🚗 Predicting Injury Severity from Car Crash Conditions
Contributors: Oviya Adhan, Nory Arroyo, Caitlin Gainey, Christine Sako
Premise:
With the rise of automated driving technologies, understanding factors influencing crash injury severity proves vital for safer road integration. This work aims to support the development of predictive safety tools to inform future automated vehicle systems and infrastructure planning. Using California car crash data from the California Crash Reporting System (CCRS), available from the California Open Data Portal (1), our team built and trained varying machine learning models and compared their ability to predict injury severity levels based on vehicle, road, and involved party information, focusing on improving the detection of fatal outcomes.
Methodology:
Using Python’s Scikit-learn and TensorFlow libraries, we compared multiple supervised learning algorithms (Multiclass Regression, Neural Network, Random Forest, and XGBoost) to predict crash injury severity. The process included:
Data Cleaning & Pre-Processing – 2024 data used for training and validation datasets, while 2025 data served as the test data. One-hot encoding was applied to the various categorical input variables to better serve the models.
Exploratory Data Visualization – Conducted EDA on categorical and continuous crash features; visualized class imbalance and feature distributions to guide preprocessing.
Model Development – Developed a baseline Multiclass Logistic Regression model and extended the analysis with optimized Neural Network, Random Forest, and XGBoost models:
Neural Network: Tuned with ablation study on activation/optimizer pairs and various hidden layer configurations.
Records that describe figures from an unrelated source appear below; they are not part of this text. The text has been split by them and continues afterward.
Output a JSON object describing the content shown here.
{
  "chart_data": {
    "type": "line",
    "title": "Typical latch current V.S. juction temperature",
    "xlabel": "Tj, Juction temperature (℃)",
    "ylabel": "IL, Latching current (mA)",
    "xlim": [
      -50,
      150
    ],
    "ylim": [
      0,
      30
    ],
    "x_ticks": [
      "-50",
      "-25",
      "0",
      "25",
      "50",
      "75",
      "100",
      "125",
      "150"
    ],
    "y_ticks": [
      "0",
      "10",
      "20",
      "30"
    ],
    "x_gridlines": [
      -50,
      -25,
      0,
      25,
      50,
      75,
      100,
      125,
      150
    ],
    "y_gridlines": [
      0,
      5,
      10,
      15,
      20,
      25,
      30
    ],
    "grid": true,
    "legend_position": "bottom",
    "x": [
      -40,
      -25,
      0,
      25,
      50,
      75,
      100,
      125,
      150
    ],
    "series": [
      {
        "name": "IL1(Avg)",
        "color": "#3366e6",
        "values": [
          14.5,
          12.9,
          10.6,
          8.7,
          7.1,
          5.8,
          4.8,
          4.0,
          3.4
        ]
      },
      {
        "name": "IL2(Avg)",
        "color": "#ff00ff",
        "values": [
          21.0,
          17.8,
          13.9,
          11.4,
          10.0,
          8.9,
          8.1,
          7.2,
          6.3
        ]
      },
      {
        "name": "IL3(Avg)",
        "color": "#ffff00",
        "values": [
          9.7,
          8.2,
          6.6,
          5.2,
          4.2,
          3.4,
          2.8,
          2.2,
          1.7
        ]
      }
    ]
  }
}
Addressed class imbalance using balanced class weights. Optimal model = ReLU, SGD, one hidden layer (128 units).
Random Forest: Split data with stratified k-fold cross-validation to ensure robustness. Tuned with randomized grid search over tree depth, estimator count, splits/leaves, and optional PCA dimensionality reduction. Addressed class imbalance using SMOTE (synthetic oversampling). Optimal model = no PCA, 3-fold stratified cross validation, 190 trees, 5 splits, maximum tree depth of 30.
XGBoost: Tuned through randomized grid search over learning rate, estimators, L1/L2 terms. Addressed class imbalance using balanced class weights. Optimal model = 200 trees, learning rate 0.1, L1=0.1, L2=1.3.
Model Evaluation – Primary metrics included macro-averaged F1-score (with special attention to the minority ‘Fatal’ class) and accuracy to track generalization.
Tools: Python (Pandas, NumPy, SciKit Learn, TensorFlow, Matplotlib, Altair)
Results:
Logistic regression provided an interpretable baseline, while tree-based models captured feature interactions and the neural net learned nonlinear patterns. Due to significant class imbalance, we evaluated models using both accuracy and macro-averaged F1 scores, with particular focus on improving the F1 score for the Fatal injury class to better detect life-critical outcomes. The key metrics were measured as follows:
The Random Forest model performed best across all metrics, demonstrating its strength in handling complex, imbalanced data, followed by XGBoost, Multiclass Logistic Regression, then Neural Network. This result resembles past work done by Ahmed et al. (2023) (2) which found Random Forest to be the highest performing model in predicting road accidents in New Zealand as well as research done by Ardakani et al. (2023) (3) predicting car accidents in the United Kingdom citing the Random Forest classifier as the top performing model over Decision Trees and Multiclass Logistic Regression. Overall, all models provided moderately good results with the noise in the input data and the major class imbalance proving to be hindrances to reaching production-level performance.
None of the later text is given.